Tuesday, May 22, 2007

Darfur? It's the Oil, Stupid...

Honestly I have not followed the problems and the news as much as other parts of Africa, but this untitled article from ET raised my desire to look into these issues more.
The case of Darfur, a forbidding piece of sun-parched real estate in the southern part of Sudan, illustrates the new Cold War over oil, where the dramatic rise in China's oil demand to fuel its booming growth has led Beijing to embark on an aggressive policy of--ironically-- dollar diplomacy. With its more than $1.3 trillion in mainly US dollar reserves at the Peoples' National Bank of China, Beijing is engaging in active petroleum geopolitics. Africa is a major focus, and in Africa, the central region between Sudan and Chad is priority. This is defining a major new front in what, since the US invasion of Iraq in 2003, is a new Cold War between Washington and Beijing over control of major oil sources. So far Beijing has played its cards a bit more cleverly than Washington. Darfur is a major battleground in this high-stakes contest for oil control.

Where are our geo-strategic/geopolitical experts when we need them. Oh that is right, we get their advice on G/G only when it involves the USA.
So why is China not described in terms of the Evil Empire? They are in control of the global imbalances and thus have a supposed power over the USA and the world economy, but no words of criticism of that. Imagine if the USA had that power...
And are we to assume that if a battleground is going to occur then both sides will not hold up human welfare as the prime motive?

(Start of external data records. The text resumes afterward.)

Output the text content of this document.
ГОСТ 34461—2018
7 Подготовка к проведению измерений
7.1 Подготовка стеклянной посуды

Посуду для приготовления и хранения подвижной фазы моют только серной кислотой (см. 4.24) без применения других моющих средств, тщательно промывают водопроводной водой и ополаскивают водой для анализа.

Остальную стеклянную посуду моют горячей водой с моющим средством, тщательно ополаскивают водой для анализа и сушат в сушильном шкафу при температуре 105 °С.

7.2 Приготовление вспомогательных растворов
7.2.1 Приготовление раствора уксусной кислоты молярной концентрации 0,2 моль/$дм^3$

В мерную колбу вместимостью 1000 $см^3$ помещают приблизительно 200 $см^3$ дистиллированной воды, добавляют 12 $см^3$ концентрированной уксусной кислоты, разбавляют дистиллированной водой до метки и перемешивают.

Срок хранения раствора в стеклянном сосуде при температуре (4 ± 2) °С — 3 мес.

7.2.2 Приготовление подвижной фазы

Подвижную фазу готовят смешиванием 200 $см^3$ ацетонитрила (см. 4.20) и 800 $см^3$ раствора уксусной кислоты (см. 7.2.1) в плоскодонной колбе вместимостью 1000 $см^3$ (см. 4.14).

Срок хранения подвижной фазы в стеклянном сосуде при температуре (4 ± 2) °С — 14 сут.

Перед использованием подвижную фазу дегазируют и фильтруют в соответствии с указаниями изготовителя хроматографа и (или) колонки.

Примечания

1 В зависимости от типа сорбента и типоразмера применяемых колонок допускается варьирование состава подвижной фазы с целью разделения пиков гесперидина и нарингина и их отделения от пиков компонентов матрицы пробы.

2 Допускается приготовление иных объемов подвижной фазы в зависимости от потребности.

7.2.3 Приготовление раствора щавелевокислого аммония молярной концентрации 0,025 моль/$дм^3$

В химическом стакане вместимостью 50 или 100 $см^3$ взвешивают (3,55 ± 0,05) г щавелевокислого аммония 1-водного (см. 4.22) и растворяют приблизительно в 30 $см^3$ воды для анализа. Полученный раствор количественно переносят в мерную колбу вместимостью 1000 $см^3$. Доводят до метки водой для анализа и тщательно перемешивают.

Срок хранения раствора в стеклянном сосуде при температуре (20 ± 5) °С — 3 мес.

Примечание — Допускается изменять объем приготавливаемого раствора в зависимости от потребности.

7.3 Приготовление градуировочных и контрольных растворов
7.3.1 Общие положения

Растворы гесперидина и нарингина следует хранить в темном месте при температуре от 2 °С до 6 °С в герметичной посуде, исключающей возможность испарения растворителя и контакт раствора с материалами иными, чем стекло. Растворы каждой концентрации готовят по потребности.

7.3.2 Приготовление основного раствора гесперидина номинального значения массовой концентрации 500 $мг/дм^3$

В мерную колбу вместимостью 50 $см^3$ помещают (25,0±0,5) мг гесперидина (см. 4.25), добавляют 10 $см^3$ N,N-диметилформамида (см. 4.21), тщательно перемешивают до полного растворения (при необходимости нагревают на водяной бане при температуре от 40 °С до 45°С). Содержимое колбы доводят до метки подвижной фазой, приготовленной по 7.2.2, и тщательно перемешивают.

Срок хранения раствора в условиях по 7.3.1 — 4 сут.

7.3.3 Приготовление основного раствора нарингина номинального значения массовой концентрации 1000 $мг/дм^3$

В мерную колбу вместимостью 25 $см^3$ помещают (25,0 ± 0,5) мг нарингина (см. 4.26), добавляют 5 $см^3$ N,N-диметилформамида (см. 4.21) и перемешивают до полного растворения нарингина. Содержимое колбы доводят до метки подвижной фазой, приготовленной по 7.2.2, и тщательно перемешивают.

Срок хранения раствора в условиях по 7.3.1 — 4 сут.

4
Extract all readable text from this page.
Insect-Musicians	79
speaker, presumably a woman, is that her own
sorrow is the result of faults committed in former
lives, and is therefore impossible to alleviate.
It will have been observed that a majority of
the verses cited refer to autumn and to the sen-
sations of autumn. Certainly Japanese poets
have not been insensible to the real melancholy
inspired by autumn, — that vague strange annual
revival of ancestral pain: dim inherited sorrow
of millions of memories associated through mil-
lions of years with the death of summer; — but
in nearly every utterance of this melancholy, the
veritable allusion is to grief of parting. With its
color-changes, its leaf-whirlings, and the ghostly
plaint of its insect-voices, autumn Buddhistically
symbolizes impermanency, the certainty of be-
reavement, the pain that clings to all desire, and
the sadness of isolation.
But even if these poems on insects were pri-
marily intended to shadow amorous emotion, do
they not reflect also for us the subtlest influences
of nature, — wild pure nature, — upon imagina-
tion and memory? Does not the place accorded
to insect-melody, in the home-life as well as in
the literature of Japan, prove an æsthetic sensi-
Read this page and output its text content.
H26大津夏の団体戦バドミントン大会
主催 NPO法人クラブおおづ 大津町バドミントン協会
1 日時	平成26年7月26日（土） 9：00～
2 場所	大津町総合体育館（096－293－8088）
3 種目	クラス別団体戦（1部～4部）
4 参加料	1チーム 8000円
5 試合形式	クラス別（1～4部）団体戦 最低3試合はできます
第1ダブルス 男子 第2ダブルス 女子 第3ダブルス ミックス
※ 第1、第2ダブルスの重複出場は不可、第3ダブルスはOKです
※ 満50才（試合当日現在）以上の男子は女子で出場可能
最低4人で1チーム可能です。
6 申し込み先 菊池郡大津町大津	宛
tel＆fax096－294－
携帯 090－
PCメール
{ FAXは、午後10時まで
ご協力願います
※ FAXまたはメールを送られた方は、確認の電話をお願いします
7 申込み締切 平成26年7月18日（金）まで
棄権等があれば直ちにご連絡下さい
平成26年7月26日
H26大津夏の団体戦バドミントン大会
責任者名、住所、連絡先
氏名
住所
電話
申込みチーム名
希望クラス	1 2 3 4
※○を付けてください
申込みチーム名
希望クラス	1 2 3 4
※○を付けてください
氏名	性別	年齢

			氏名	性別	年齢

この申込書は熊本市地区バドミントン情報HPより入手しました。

I am so confused on this...
U.S. senator calls for American troops in Darfur
U.S. Sen. Joe Biden said that he would commit U.S. forces immediately to stop militia in Sudan's Darfur region as long as there were reports of genocide.

Is Biden part of the neocons and the "Vast Right Wing Conspiracy".
Sudan's U.N. Ambassador Abdalmahmood Abdelhaleem, however, was angry at the comments, saying the senators "should first come with clean hands and apologize to the U.N. for the mess the United States did in Iraq."

He said Sudan would decide on a peacekeeping force of more than 20,000 troops and police after the United Nations and the African Union had agreed on a plan and sent it to Khartoum.

"There is good momentum in the region," he said, calling Biden's remarks "unwarranted and out of context."

Yes luckily no one remembers all the blocks on allowing even humanitarian aid in.